Intelligent algorithms and route information play significant roles in improving the energy management of a hybrid electric bus (HEB). This paper proposes two intelligent strategies for connected HEB based on a novel layered framework considering global planning of fixed-route information. At the cloud layer, the optimal SOC and working mode of global planning is solved by a new dynamic programming algorithm with termination state constraints under the representative cycle of fixed-route. At the vehicle layer, integrated with these results of global planning, the adaptive optimization intelligent energy management strategy (G-AOI-EMS) and Deep Q-learning intelligent energy management strategy (G-DQL-EMS) are presented, respectively. To evaluate the proposed two intelligent strategies, a novel three-dimensional evaluation method for comprehensive comparison is carried out from optimality, adaptability, and real-time.

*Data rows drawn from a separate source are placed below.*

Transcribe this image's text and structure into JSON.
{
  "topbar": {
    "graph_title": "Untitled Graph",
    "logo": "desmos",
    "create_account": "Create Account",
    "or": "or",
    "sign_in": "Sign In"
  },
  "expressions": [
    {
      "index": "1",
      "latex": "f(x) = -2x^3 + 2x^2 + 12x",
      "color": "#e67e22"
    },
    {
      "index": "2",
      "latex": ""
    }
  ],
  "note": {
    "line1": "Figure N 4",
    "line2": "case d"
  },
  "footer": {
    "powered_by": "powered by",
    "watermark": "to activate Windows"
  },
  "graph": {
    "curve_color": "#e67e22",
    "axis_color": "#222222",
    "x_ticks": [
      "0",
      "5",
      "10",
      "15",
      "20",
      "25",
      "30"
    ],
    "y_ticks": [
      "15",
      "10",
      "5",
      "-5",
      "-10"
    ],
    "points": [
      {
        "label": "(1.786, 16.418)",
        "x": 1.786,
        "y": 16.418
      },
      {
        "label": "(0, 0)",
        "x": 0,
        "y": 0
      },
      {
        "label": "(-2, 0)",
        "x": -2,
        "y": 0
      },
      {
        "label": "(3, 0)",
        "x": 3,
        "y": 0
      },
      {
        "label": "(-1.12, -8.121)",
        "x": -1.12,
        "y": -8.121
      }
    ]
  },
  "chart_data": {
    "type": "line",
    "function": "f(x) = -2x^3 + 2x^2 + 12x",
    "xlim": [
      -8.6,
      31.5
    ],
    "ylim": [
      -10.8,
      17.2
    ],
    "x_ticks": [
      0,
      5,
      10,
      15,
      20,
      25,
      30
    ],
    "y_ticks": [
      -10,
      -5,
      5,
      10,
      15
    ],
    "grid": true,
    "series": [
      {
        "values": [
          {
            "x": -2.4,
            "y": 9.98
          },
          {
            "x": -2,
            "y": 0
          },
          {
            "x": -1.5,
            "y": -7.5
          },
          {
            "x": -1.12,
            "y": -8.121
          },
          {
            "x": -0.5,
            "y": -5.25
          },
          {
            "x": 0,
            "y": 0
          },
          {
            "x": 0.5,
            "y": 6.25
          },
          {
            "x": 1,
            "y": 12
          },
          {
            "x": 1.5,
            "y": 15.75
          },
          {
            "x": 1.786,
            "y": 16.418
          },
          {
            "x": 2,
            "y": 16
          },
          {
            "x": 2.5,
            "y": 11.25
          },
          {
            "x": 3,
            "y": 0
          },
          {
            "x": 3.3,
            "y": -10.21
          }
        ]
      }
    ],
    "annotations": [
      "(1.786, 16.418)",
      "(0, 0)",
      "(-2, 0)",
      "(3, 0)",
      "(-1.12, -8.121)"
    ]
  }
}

The results indicate that the fuel economy of G-AOI-EMS is better than G-DQL-EMS in terms of optimality. In terms of adaptability, the G-DQL-EMS can better adapt to condition changes. Finally, the hardware-in-the-loop test is implemented. In terms of real-time, the offline simulation and HIL test results are approximately consistent for the proposed two strategies. The G-DQL-EMS have better real-time than G-AOI-EMS.

Suggested Citation

  • Wang, Yue & Li, Keqiang & Zeng, Xiaohua & Gao, Bolin & Hong, Jichao, 2023. "Investigation of novel intelligent energy management strategies for connected HEB considering global planning of fixed-route information," Energy, Elsevier, vol. 263(PB).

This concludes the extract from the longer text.